Just a heads up, the clips don't come up when I view the site on my I-phone 4. Nothing turns up, actually. The older embeddings work, but not the new version.


----------



## Bob Hubbard

There's a couple reports that due to the iPhone's lack of Flash capabilities, some video links won't work unfortunately. It seems to depend on how Youtube serves the clip. Sometimes it's Flash, sometimes not.  
vBulletin's 'answer' is for me to spend a few hundred more dollars with them and push out their 'mobile' suite.
My answer (and others) is for them to add the 10 lines of code to fix the issue.

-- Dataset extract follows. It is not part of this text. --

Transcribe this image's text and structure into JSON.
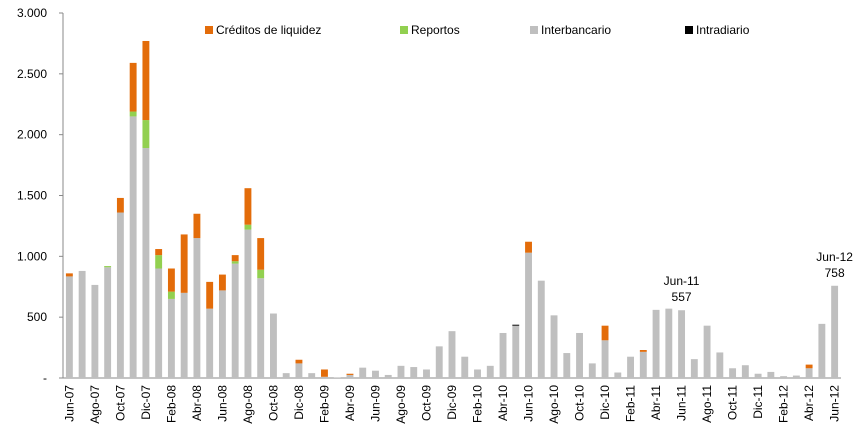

Unfortunately, at the moment the only solution I have is to suggest those posting videos also tack on the link, and that those running iOS devices consider the Tapatalk app which -may- fix the issue. (I don't have any iOS devices so I can't test it I'm afraid)

Sorry Chris, best I can do at the moment.


----------



## Chris Parker

Eh, it's cool. Makes me want to check out what someone's refering to (such as some of your JMA clips a few days ago.... got the title of the thread, but nothing in the body of the post, as it was all video) so it ensures I log on when I get home.


----------



## Steve

Chris Parker said:


> Just a heads up, the clips don't come up when I view the site on my I-phone 4. Nothing turns up, actually. The older embeddings work, but not the new version.


That's an apple problem, not an MT problem.  The fix is pretty simple.  Get a Droid or a Windows phone and wash your hands of Apple.


----------